[cap-talk] Don't understand capabilities
Jed at Webstart
donnelley1 at webstart.com
Wed Oct 25 13:19:38 CDT 2006
I consider this:
At 01:56 AM 10/25/2006, lists at notatla.org.uk wrote:
>...After much reading on capabilities I still don't think I
>understand them but
quite embarrassing. How can this be?
Correct me if I overstate this case, but:
All capabilities are is communicable references to objects that
convey both designation (identify the object) and permission (grant
some sort of access to the object).
The key to understanding capability based systems is to be able to
clear your thinking of any sort of identity based authorization and
assume that executing programs run with no authority to do anything
(beyond executing ordinary instructions within their memory space
that require no privileges) EXCEPT what they might receive in the
form of these "capability" tokens.
The only available operation on a capability is that of "invoking"
the capability. In doing so parameters can be passed to the servicer
of the capability including simple data and in general other
capabilities (which may or may not themselves be simple data...) and
data and possibly other capabilities can be returned.
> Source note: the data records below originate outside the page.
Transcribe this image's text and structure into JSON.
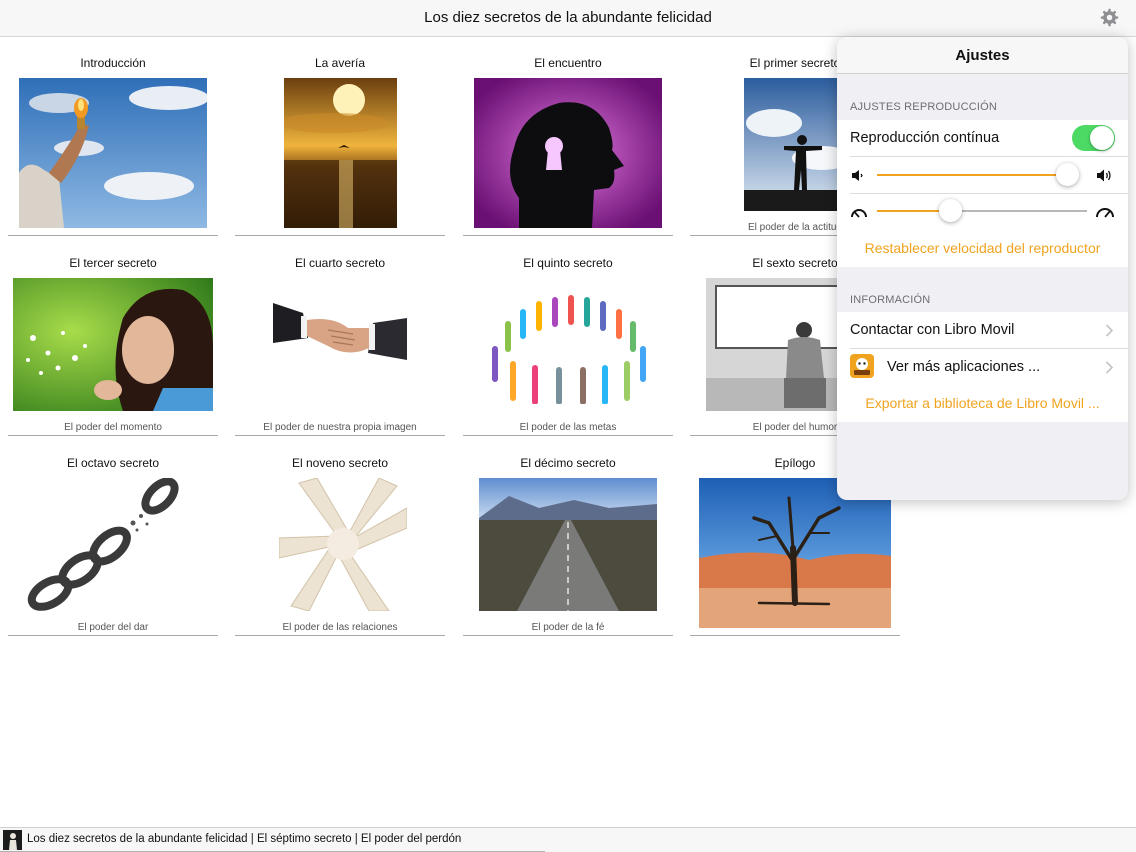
{
  "app": {
    "title": "Los diez secretos de la abundante felicidad",
    "settings_icon": "gear-icon"
  },
  "chapters": [
    {
      "title": "Introducción",
      "subtitle": ""
    },
    {
      "title": "La avería",
      "subtitle": ""
    },
    {
      "title": "El encuentro",
      "subtitle": ""
    },
    {
      "title": "El primer secreto",
      "subtitle": "El poder de la actitud"
    },
    {
      "title": "El tercer secreto",
      "subtitle": "El poder del momento"
    },
    {
      "title": "El cuarto secreto",
      "subtitle": "El poder de nuestra propia imagen"
    },
    {
      "title": "El quinto secreto",
      "subtitle": "El poder de las metas"
    },
    {
      "title": "El sexto secreto",
      "subtitle": "El poder del humor"
    },
    {
      "title": "El octavo secreto",
      "subtitle": "El poder del dar"
    },
    {
      "title": "El noveno secreto",
      "subtitle": "El poder de las relaciones"
    },
    {
      "title": "El décimo secreto",
      "subtitle": "El poder de la fé"
    },
    {
      "title": "Epílogo",
      "subtitle": ""
    }
  ],
  "settings": {
    "title": "Ajustes",
    "playback": {
      "header": "AJUSTES REPRODUCCIÓN",
      "continuous_label": "Reproducción contínua",
      "continuous_on": true,
      "volume_level": 0.96,
      "speed_level": 0.35,
      "reset_speed_label": "Restablecer velocidad del reproductor"
    },
    "info": {
      "header": "INFORMACIÓN",
      "contact_label": "Contactar con Libro Movil",
      "more_apps_label": "Ver más aplicaciones ...",
      "export_label": "Exportar a biblioteca de Libro Movil ..."
    },
    "colors": {
      "accent": "#f0a31f",
      "toggle_on": "#4cd964"
    }
  },
  "now_playing": {
    "text": "Los diez secretos de la abundante felicidad | El séptimo secreto | El poder del perdón",
    "progress": 0.48
  }
}
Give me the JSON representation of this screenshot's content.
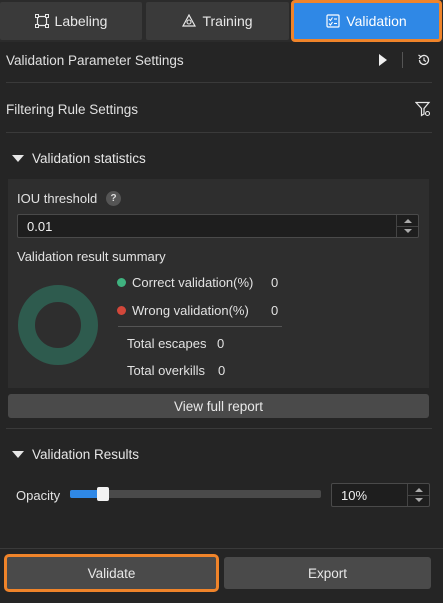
{
  "tabs": [
    {
      "label": "Labeling",
      "icon": "labeling-icon"
    },
    {
      "label": "Training",
      "icon": "training-icon"
    },
    {
      "label": "Validation",
      "icon": "validation-icon",
      "active": true
    }
  ],
  "settings": {
    "validation_params_label": "Validation Parameter Settings",
    "filtering_rules_label": "Filtering Rule Settings"
  },
  "statistics": {
    "header": "Validation statistics",
    "iou_label": "IOU threshold",
    "iou_value": "0.01",
    "summary_label": "Validation result summary",
    "correct_label": "Correct validation(%)",
    "correct_value": "0",
    "wrong_label": "Wrong validation(%)",
    "wrong_value": "0",
    "escapes_label": "Total escapes",
    "escapes_value": "0",
    "overkills_label": "Total overkills",
    "overkills_value": "0",
    "report_button": "View full report"
  },
  "results": {
    "header": "Validation Results",
    "opacity_label": "Opacity",
    "opacity_value": "10%",
    "opacity_level": 0.1
  },
  "actions": {
    "validate": "Validate",
    "export": "Export"
  },
  "colors": {
    "accent": "#2f88e6",
    "highlight": "#f0842a",
    "correct": "#3fb27f",
    "wrong": "#d2473a",
    "donut": "#2e5b4e"
  }
}
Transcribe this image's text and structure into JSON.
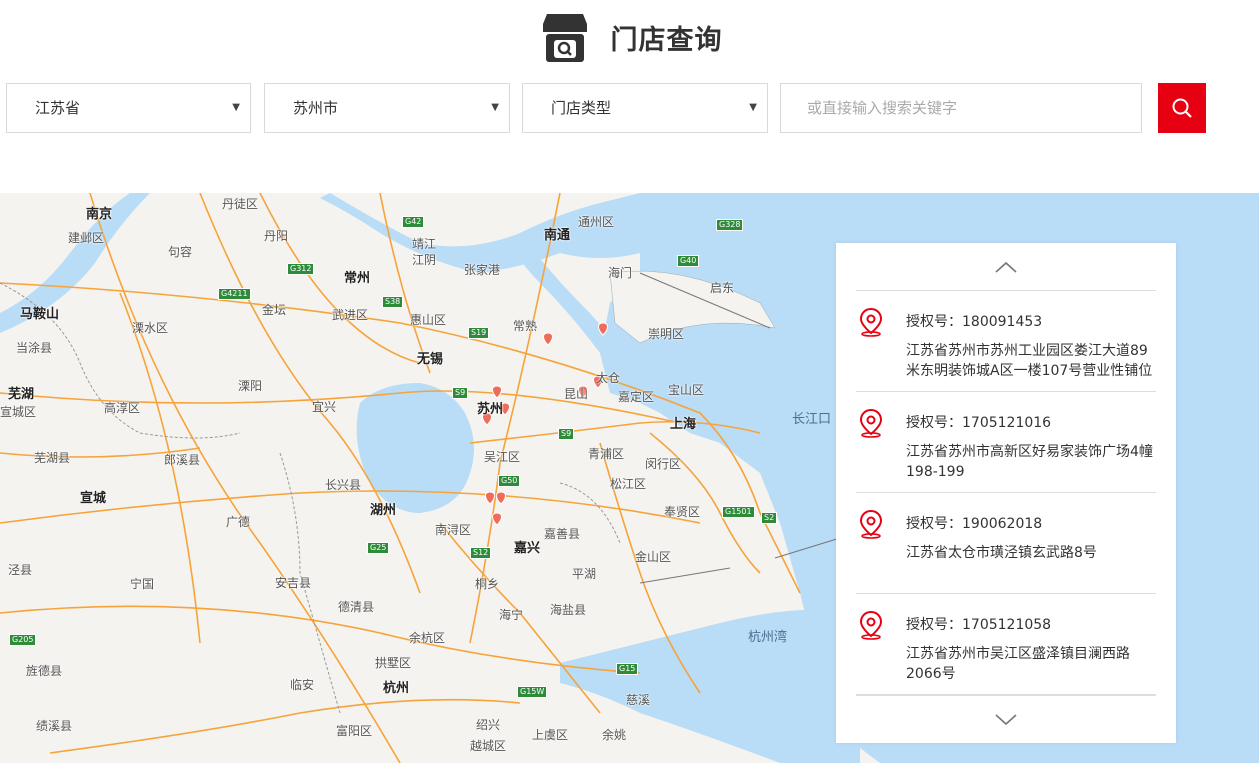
{
  "header": {
    "title": "门店查询",
    "icon": "store-search-icon"
  },
  "filters": {
    "province": "江苏省",
    "city": "苏州市",
    "store_type": "门店类型",
    "search_placeholder": "或直接输入搜索关键字",
    "caret": "▼"
  },
  "colors": {
    "accent": "#e60012",
    "water": "#b9dcf7",
    "road": "#f6a33a",
    "highway_badge": "#2e8b3a"
  },
  "map": {
    "places": {
      "nanjing": "南京",
      "dantu": "丹徒区",
      "jianye": "建邺区",
      "jurong": "句容",
      "danyang": "丹阳",
      "changzhou": "常州",
      "jingjiang": "靖江",
      "jiangyin": "江阴",
      "zhangjiagang": "张家港",
      "nantong": "南通",
      "tongzhou": "通州区",
      "haimen": "海门",
      "qidong": "启东",
      "maanshan": "马鞍山",
      "lishui": "溧水区",
      "jintan": "金坛",
      "wujin": "武进区",
      "huishan": "惠山区",
      "changshu": "常熟",
      "chongming": "崇明区",
      "dangtu": "当涂县",
      "wuxi": "无锡",
      "liyang": "溧阳",
      "yixing": "宜兴",
      "suzhou": "苏州",
      "kunshan": "昆山",
      "taicang": "太仓",
      "jiading": "嘉定区",
      "baoshan": "宝山区",
      "changjiangkou": "长江口",
      "wuhu": "芜湖",
      "gaochun": "高淳区",
      "shanghai": "上海",
      "qingpu": "青浦区",
      "minhang": "闵行区",
      "wujiang": "吴江区",
      "wuhuxian": "芜湖县",
      "langxi": "郎溪县",
      "changxing": "长兴县",
      "songjiang": "松江区",
      "xuancheng": "宣城",
      "guangde": "广德",
      "huzhou": "湖州",
      "nanxun": "南浔区",
      "jiashan": "嘉善县",
      "fengxian": "奉贤区",
      "jiaxing": "嘉兴",
      "jinshan": "金山区",
      "jingxian": "泾县",
      "ningguo": "宁国",
      "anji": "安吉县",
      "tongxiang": "桐乡",
      "pinghu": "平湖",
      "deqing": "德清县",
      "haining": "海宁",
      "haiyan": "海盐县",
      "hangzhouwan": "杭州湾",
      "yuhang": "余杭区",
      "jingde": "旌德县",
      "gongshu": "拱墅区",
      "linan": "临安",
      "hangzhou": "杭州",
      "cixi": "慈溪",
      "jixi": "绩溪县",
      "fuyang": "富阳区",
      "shaoxing": "绍兴",
      "shangyu": "上虞区",
      "yuyao": "余姚",
      "yuecheng": "越城区",
      "xuanchengqu": "宣城区"
    },
    "highways": [
      "G42",
      "G328",
      "G312",
      "G40",
      "G4211",
      "S38",
      "S19",
      "S9",
      "S9",
      "G50",
      "G1501",
      "S2",
      "G25",
      "S12",
      "G205",
      "G15",
      "G15W"
    ]
  },
  "stores": {
    "up_icon": "chevron-up-icon",
    "down_icon": "chevron-down-icon",
    "items": [
      {
        "license": "授权号：180091453",
        "address": "江苏省苏州市苏州工业园区娄江大道89米东明装饰城A区一楼107号营业性铺位"
      },
      {
        "license": "授权号：1705121016",
        "address": "江苏省苏州市高新区好易家装饰广场4幢198-199"
      },
      {
        "license": "授权号：190062018",
        "address": "江苏省太仓市璜泾镇玄武路8号"
      },
      {
        "license": "授权号：1705121058",
        "address": "江苏省苏州市吴江区盛泽镇目澜西路2066号"
      }
    ]
  }
}
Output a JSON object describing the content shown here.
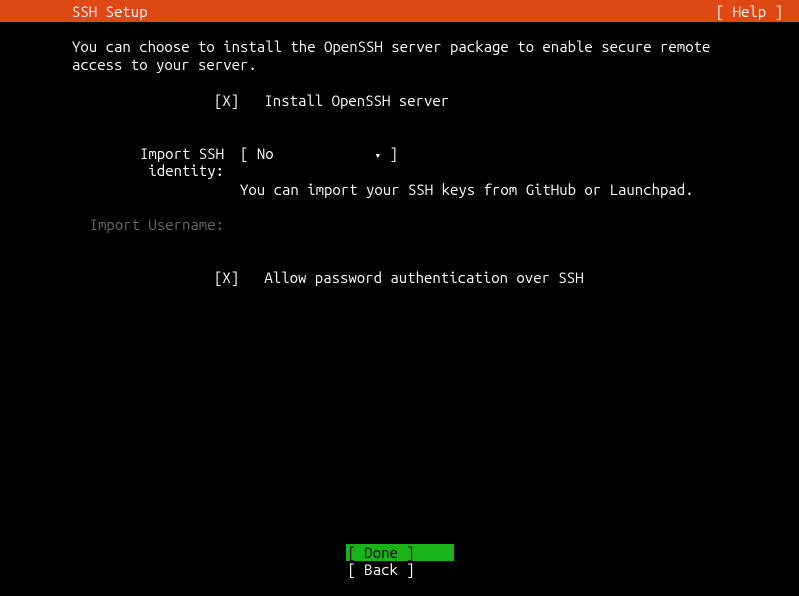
{
  "header": {
    "title": "SSH Setup",
    "help": "[ Help ]"
  },
  "description": "You can choose to install the OpenSSH server package to enable secure remote access to your server.",
  "install_checkbox": {
    "marker": "[X]",
    "label": "Install OpenSSH server"
  },
  "import_identity": {
    "label": "Import SSH identity:",
    "dropdown_open": "[ ",
    "dropdown_value": "No",
    "dropdown_arrow": "▾",
    "dropdown_close": " ]",
    "help_text": "You can import your SSH keys from GitHub or Launchpad."
  },
  "import_username": {
    "label": "Import Username:"
  },
  "allow_password": {
    "marker": "[X]",
    "label": "Allow password authentication over SSH"
  },
  "footer": {
    "done": "[ Done       ]",
    "back": "[ Back       ]"
  }
}
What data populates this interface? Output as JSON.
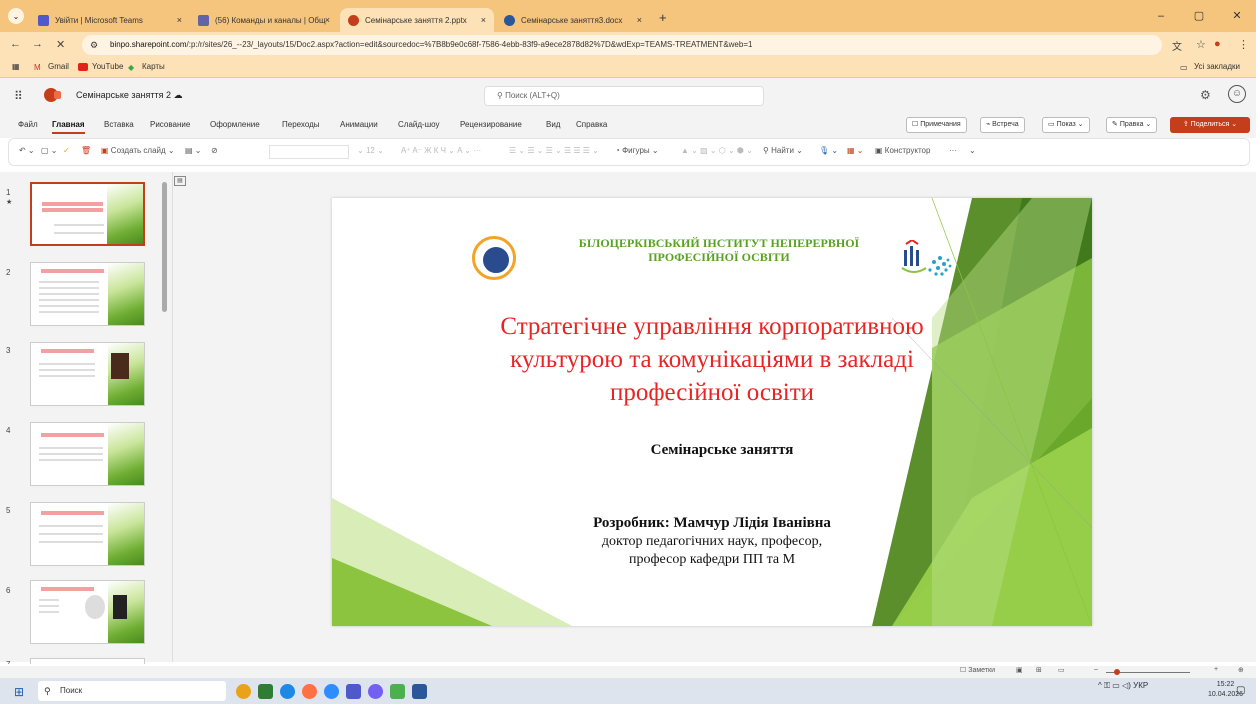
{
  "browser": {
    "tabs": [
      {
        "label": "Увійти | Microsoft Teams",
        "color": "#5059c9"
      },
      {
        "label": "(56) Команды и каналы | Общ",
        "color": "#6264a7"
      },
      {
        "label": "Семінарське заняття 2.pptx",
        "color": "#c43e1c"
      },
      {
        "label": "Семінарське заняття3.docx",
        "color": "#2b579a"
      }
    ],
    "tab_close": "×",
    "new_tab": "+",
    "window_buttons": [
      "–",
      "▢",
      "✕"
    ],
    "url_host": "binpo.sharepoint.com",
    "url_path": "/:p:/r/sites/26_--23/_layouts/15/Doc2.aspx?action=edit&sourcedoc=%7B8b9e0c68f-7586-4ebb-83f9-a9ece2878d82%7D&wdExp=TEAMS-TREATMENT&web=1",
    "nav_icons": [
      "←",
      "→",
      "✕"
    ],
    "bookmarks": [
      "Gmail",
      "YouTube",
      "Карты"
    ],
    "all_bookmarks": "Усі закладки"
  },
  "app": {
    "doc_name": "Семінарське заняття 2",
    "search_placeholder": "Поиск (ALT+Q)",
    "menu": [
      "Файл",
      "Главная",
      "Вставка",
      "Рисование",
      "Оформление",
      "Переходы",
      "Анимации",
      "Слайд-шоу",
      "Рецензирование",
      "Вид",
      "Справка"
    ],
    "active_menu": "Главная",
    "right_buttons": [
      "Примечания",
      "Встреча",
      "Показ",
      "Правка"
    ],
    "share": "Поделиться",
    "toolbar": {
      "new_slide": "Создать слайд",
      "font_size": "12",
      "shapes": "Фигуры",
      "find": "Найти",
      "designer": "Конструктор"
    }
  },
  "thumbnails": [
    {
      "num": "1",
      "selected": true
    },
    {
      "num": "2",
      "selected": false
    },
    {
      "num": "3",
      "selected": false
    },
    {
      "num": "4",
      "selected": false
    },
    {
      "num": "5",
      "selected": false
    },
    {
      "num": "6",
      "selected": false
    },
    {
      "num": "7",
      "selected": false
    }
  ],
  "slide": {
    "institute_line1": "БІЛОЦЕРКІВСЬКИЙ ІНСТИТУТ НЕПЕРЕРВНОЇ",
    "institute_line2": "ПРОФЕСІЙНОЇ ОСВІТИ",
    "title_line1": "Стратегічне управління корпоративною",
    "title_line2": "культурою та комунікаціями в закладі",
    "title_line3": "професійної освіти",
    "subtitle": "Семінарське заняття",
    "author_name": "Розробник: Мамчур Лідія Іванівна",
    "author_degree": "доктор педагогічних наук, професор,",
    "author_position": "професор кафедри ПП та М",
    "title_color": "#e82424",
    "institute_color": "#58a21f"
  },
  "statusbar": {
    "notes": "Заметки",
    "zoom_plus": "+",
    "zoom_minus": "–"
  },
  "taskbar": {
    "search": "Поиск",
    "language": "УКР",
    "time": "15:22",
    "date": "10.04.2026"
  }
}
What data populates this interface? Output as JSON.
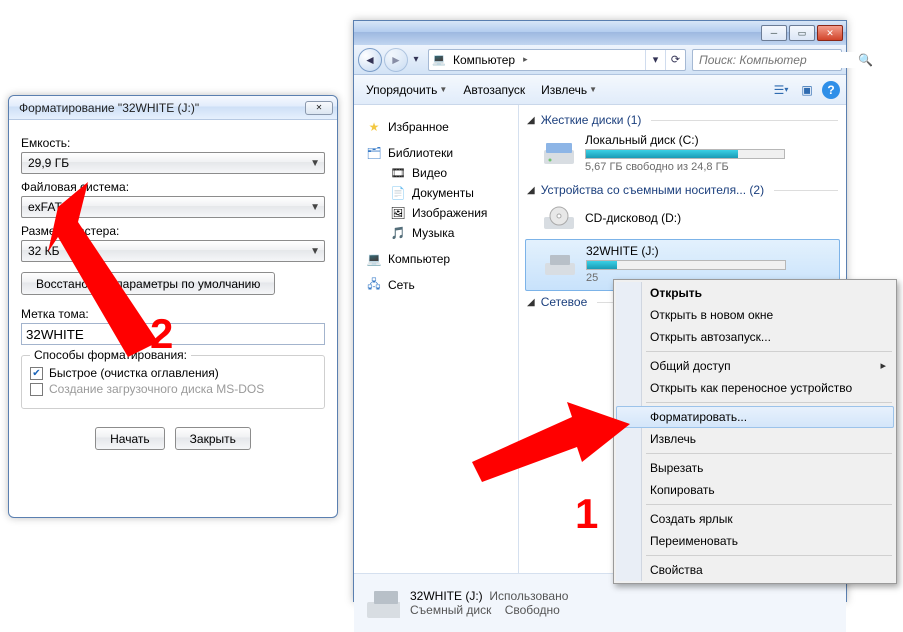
{
  "explorer": {
    "address_label": "Компьютер",
    "search_placeholder": "Поиск: Компьютер",
    "toolbar": {
      "organize": "Упорядочить",
      "autorun": "Автозапуск",
      "eject": "Извлечь"
    },
    "sidebar": {
      "favorites": "Избранное",
      "libraries": "Библиотеки",
      "video": "Видео",
      "documents": "Документы",
      "images": "Изображения",
      "music": "Музыка",
      "computer": "Компьютер",
      "network": "Сеть"
    },
    "groups": {
      "hdd": "Жесткие диски (1)",
      "removable": "Устройства со съемными носителя... (2)",
      "net": "Сетевое"
    },
    "drives": {
      "local_c": "Локальный диск (C:)",
      "c_free": "5,67 ГБ свободно из 24,8 ГБ",
      "cddvd": "CD-дисковод (D:)",
      "usb": "32WHITE (J:)"
    },
    "status": {
      "name": "32WHITE (J:)",
      "type": "Съемный диск",
      "used_label": "Использовано",
      "free_label": "Свободно"
    }
  },
  "context_menu": {
    "open": "Открыть",
    "open_new": "Открыть в новом окне",
    "autoplay": "Открыть автозапуск...",
    "share": "Общий доступ",
    "portable": "Открыть как переносное устройство",
    "format": "Форматировать...",
    "eject": "Извлечь",
    "cut": "Вырезать",
    "copy": "Копировать",
    "shortcut": "Создать ярлык",
    "rename": "Переименовать",
    "properties": "Свойства"
  },
  "format_dialog": {
    "title": "Форматирование \"32WHITE (J:)\"",
    "capacity_label": "Емкость:",
    "capacity_value": "29,9 ГБ",
    "fs_label": "Файловая система:",
    "fs_value": "exFAT",
    "cluster_label": "Размер кластера:",
    "cluster_value": "32 КБ",
    "restore_btn": "Восстановить параметры по умолчанию",
    "volume_label": "Метка тома:",
    "volume_value": "32WHITE",
    "methods_legend": "Способы форматирования:",
    "quick": "Быстрое (очистка оглавления)",
    "msdos": "Создание загрузочного диска MS-DOS",
    "start": "Начать",
    "close": "Закрыть"
  },
  "annotations": {
    "one": "1",
    "two": "2"
  }
}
Executing
programs can be initialized with some number of capabilities and then
can interact through their available capabilities to send and/or
receive capabilities from others.
That's it. In discussing capabilities many people find the
Granovetter diagram:
http://www.erights.org/elib/capability/ode/overview.html
useful to help clarify what's going on. But what's going on is VERY simple.
If we haven't adequately conveyed that message so that somebody can
do "much reading" on the capability concept and still not understand
it then I think something is seriously wrong with "our" message. I
admit that many of the references I look at describing the capability
concept seem to me to spend more time separating some specific aspect
of a capability implementation (axe to grind) than on conveying the
general concept.
Since Wikipedia seems to be a good source of shared wisdom these
days, perhaps we should ask, What is wrong with the description in:
http://en.wikipedia.org/wiki/Capability-based_security
Getting this right seems to me vital to our effort/focus on this
list. Perhaps we should discuss tuning up that page?
Possibly pursuing Fred's thread will help to hone the capability
message? I'll spend some time there.
Incidentally - good stuff. I like it when the discussion gets a bit
more fundamental and hopefully things get cleaned up some.